Anybody who subscribes to Woody Allen's notion that “80 percent of success is showing up” wasn't watching Idaho Gov. C.L. (Butch) Otter's State of the State address Monday. Otter was present to deliver his sixth session-opener of Idaho's Legislature. Like his predecessors, it's his job to set an agenda. Some governors offer a detailed blueprint for governing. Others issue a call to action on a handful of initiatives. But Otter's six-page, 28-minute address was devoid of either. He offered a porridge of feel-good slogans — jobs, education and tax cuts - that was thin on passion and weak on detail. Filling in the blanks will be lawmakers who at the end of a 90-day session likely will find a governor willing to sign most anything they put on his desk/Marty Trillhaase, Lewiston Tribune. More here.

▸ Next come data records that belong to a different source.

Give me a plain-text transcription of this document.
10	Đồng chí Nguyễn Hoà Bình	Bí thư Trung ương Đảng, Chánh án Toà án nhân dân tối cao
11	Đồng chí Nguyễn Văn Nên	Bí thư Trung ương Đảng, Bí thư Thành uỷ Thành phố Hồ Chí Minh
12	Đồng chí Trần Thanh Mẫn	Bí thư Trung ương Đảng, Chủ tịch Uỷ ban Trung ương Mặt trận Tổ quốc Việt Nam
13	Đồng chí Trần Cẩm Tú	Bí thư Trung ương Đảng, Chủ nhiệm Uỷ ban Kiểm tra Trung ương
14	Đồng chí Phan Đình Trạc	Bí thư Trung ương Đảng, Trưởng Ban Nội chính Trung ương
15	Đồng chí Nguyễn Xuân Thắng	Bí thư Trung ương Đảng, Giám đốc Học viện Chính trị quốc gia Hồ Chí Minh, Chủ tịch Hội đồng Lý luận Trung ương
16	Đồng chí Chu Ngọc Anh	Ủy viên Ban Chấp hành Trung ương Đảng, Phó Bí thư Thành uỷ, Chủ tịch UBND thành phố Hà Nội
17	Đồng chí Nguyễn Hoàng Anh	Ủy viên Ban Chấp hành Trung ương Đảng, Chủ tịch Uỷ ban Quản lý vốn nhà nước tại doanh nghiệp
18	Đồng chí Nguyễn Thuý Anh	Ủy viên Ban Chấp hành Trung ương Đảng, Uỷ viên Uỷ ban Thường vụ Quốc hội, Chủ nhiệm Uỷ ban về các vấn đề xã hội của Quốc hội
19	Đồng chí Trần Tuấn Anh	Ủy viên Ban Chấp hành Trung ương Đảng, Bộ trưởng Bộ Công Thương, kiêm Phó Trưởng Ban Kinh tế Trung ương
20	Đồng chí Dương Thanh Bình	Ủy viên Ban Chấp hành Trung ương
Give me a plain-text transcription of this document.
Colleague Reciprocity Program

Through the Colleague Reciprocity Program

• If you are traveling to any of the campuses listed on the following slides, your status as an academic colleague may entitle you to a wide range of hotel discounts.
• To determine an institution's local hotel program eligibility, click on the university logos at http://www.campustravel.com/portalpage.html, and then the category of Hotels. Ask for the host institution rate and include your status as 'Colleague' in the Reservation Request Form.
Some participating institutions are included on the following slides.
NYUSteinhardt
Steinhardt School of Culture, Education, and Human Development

Question: Were you inspired by anything in Butch Otter's State of the State address?
JEERS … to Idaho Gov. C.L. (Butch) Otter. As columnist Chris Carlson so aptly put it this week, Otter has been “mailing it in.” The evidence is starting to pile up. For instance, Idaho's elected leadership gathered in Boise Thursday for the Associated Taxpayers of Idaho annual conference. Traditionally the opening round of the legislative season - lawmakers formally convene Jan. 9 - the ATI forum telegraphs what's ahead. With the state's top echelon attending, governors use that platform to at least foreshadow what they may have in mind. After his office last week merely announced there would be “no public events or meetings scheduled,” Otter left Tuesday for Orlando, Fla., where he is attending a meeting of the Republican Governors Association. Reports the Idaho Statesman's Dan Popkey: The RGA is paying for the trip. Good thing, too, considering Idaho's too broke to pay Otter's dues to the National Governors Association/Marty Trillhaase, Lewiston Tribune. Complete Cheers & Jeers column here.
Question: Is it such a bad thing that Gov. Butch Otter appears to be semi-retired this early in his second term?